私はここに僅かながら「日本のスマホメーカーが世界に行って勝てる勝機がある」と感じている。
日本のスマホメーカー復活の勝機
ソニーのスマホ戦略は「ハイエンドに特化」と報道されていますが、ハイエンド端末は粗利率が高い為だ。
iPhone6 Plus 64GBの粗利はなんと60%もあるとされ、iPhone6 PlusのSIMフリーは11万円もするので、Appleは端末1台を売ると6.6万円も儲けが出る。
このAppleの爆進を受け、Xperia擁するソニーも「うちもうちも」と狙うわけだが、二匹目のドジョウにはあまりおこぼれは無いもので、最初の話に戻るが結局のところXperiaにはAppleを凌駕できるほどの端末の魅力があるわけでもなく、単にスペックが高くてそこそこデザインがいいAndroid端末の域を出られていない。

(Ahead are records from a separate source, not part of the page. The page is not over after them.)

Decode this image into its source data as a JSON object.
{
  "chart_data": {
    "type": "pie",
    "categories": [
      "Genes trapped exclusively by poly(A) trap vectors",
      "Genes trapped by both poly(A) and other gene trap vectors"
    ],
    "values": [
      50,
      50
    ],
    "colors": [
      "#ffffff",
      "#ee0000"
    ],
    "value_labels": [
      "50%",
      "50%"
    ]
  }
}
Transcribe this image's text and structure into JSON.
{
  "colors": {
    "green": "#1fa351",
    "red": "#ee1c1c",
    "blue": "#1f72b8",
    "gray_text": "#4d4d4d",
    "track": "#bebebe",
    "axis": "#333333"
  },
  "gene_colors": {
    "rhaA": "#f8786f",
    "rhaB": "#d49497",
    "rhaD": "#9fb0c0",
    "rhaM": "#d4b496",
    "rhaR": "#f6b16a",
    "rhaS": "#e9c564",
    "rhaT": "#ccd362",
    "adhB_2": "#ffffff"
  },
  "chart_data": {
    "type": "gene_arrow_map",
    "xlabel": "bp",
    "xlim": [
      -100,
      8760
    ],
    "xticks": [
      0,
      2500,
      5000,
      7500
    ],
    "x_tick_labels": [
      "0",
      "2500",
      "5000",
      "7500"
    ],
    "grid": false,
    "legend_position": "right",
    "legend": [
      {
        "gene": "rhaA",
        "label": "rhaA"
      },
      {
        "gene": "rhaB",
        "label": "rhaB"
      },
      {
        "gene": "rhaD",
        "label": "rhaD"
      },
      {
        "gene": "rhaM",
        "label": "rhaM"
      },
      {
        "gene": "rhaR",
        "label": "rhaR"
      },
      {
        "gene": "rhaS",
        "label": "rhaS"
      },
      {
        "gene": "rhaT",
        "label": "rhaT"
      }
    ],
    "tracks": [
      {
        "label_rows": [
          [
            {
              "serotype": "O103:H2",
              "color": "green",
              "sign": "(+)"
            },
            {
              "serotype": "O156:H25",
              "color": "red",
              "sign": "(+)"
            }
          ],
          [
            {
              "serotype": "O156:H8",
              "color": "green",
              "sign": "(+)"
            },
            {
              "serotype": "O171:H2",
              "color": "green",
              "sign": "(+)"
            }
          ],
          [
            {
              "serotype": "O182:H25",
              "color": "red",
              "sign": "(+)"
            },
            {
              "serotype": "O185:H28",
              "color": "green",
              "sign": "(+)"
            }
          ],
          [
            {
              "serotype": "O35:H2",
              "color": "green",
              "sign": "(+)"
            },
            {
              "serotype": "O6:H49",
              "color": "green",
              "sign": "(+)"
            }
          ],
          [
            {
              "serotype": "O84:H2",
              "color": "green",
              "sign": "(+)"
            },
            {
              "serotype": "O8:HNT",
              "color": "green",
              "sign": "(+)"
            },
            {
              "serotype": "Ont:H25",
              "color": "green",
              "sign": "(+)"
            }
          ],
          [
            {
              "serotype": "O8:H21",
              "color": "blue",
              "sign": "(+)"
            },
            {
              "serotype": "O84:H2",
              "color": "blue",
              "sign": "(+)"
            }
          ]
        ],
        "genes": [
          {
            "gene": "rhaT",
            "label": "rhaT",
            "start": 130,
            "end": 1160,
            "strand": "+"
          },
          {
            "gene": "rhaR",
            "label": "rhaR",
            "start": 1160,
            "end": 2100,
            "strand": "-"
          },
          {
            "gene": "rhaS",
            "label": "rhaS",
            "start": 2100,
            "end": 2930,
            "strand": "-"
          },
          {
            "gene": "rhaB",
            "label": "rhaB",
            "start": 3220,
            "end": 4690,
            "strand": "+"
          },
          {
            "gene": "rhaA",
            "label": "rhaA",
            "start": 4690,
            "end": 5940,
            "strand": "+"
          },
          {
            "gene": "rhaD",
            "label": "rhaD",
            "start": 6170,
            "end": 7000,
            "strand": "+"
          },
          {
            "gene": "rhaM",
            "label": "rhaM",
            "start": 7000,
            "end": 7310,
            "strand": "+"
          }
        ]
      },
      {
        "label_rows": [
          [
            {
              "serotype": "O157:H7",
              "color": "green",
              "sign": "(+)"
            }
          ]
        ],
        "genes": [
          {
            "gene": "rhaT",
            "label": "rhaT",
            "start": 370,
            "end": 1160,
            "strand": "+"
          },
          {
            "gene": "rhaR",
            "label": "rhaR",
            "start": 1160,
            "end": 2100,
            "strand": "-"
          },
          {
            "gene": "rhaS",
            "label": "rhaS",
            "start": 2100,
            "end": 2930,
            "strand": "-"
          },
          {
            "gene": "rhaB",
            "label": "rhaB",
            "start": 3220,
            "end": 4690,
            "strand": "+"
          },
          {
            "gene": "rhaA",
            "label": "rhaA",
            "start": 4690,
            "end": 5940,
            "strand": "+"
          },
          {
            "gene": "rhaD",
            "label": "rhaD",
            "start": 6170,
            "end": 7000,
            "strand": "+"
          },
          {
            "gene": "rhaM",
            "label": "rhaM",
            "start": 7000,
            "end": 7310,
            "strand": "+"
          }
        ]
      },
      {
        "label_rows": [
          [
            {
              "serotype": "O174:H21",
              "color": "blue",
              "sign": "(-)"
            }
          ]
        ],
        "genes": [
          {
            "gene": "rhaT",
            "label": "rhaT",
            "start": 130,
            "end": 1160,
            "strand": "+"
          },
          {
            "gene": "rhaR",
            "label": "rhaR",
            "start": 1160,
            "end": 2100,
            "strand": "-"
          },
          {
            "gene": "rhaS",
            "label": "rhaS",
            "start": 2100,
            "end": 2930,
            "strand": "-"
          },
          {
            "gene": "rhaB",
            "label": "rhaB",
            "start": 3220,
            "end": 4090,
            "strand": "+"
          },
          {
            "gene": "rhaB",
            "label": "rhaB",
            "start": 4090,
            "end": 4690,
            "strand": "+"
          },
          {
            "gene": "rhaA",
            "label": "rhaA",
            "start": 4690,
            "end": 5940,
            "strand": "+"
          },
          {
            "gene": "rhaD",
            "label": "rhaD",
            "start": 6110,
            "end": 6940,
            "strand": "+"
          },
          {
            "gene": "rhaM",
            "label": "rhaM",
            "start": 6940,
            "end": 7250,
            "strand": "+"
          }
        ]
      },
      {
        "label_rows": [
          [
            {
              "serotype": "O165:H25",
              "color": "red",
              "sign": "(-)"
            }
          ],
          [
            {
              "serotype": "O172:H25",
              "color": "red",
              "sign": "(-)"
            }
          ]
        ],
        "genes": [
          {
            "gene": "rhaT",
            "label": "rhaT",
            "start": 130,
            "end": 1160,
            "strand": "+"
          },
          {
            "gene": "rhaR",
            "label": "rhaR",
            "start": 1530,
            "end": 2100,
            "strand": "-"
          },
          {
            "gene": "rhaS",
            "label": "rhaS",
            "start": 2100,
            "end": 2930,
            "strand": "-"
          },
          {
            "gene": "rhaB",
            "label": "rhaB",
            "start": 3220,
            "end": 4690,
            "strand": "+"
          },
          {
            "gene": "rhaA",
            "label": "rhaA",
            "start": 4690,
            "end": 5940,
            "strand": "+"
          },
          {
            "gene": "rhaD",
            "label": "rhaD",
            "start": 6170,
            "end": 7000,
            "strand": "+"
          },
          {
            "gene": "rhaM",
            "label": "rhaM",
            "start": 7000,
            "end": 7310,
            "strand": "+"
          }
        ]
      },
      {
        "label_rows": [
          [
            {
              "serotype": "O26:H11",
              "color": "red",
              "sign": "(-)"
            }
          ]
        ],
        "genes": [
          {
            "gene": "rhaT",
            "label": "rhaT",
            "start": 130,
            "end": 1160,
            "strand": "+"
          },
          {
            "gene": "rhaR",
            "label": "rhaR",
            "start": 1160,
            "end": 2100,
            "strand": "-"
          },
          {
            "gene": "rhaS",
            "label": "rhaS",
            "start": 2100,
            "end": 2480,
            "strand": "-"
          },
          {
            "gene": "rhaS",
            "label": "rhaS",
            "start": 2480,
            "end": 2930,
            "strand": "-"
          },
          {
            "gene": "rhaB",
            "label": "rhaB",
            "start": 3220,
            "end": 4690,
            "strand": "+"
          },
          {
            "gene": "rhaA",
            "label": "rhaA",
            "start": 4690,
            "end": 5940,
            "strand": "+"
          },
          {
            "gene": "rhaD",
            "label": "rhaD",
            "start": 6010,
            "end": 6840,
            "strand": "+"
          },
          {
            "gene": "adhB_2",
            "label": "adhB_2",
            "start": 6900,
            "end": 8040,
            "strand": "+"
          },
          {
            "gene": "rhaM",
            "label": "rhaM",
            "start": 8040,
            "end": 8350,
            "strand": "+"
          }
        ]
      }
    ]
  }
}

Androidでは最強のサムソンのGalaxyだって、苦境に立たされる昨今。
AppleだってiPhone5Sを出した時はマイナーチェンジだと相当叩かれた。
そんな世界にいる日本メーカーのこんな端末では世界では売れないのである。
だからこそ。
キャリアの販売でボロ儲けを狙ったり、iPhoneのおこぼれをもらおうとしたりせず、原点回帰で「安くて良い端末」を是非出して欲しいのです。
デザインにしても、Xperiaの「オムニバランスデザイン」に固執するあまり、旧態依然としている。
カメラが凄いとかCMしているが、それはそれで素晴らしい事だけど、世界で端末が売れる要因にはなりえない。
「あ、ソニーが新しい事をやっているぞ」とか「スペックそこそこだけど、安くて使いやすい」とか、大多数の一般のユーザーの求めている事はソコなんです。
日本の強みって「安いけど品質がしっかりとした製品」じゃないですか。
クラウンみたいな高級車しか売っていないなら、クラウン狙いの一定層が居なくなった時に「撤退」の二文字しか残らない。
SIMフリー機として、ZenFone2やAscendシリーズと戦い、「端末価格」「製品魅力」で勝ち残っていけば、いつかGalaxyやiPhoneのユーザーが「半値以下で良い端末があるならそっち使うよ」とブランドが失墜して、押し寄せた際に勝者になる可能性だってあると思う。
日本のスマホメーカーには本当にガチで勝負に行って欲しいし、行かないと各自にキャリアとユーザーにそっぽ向かれた時に終わってしまいます。
PS:Xperiaは廉価版が海外でたくさんあるので、是非日本でもSIMフリーとして一般に流通させて、もっとラインナップを増やせばいいのに。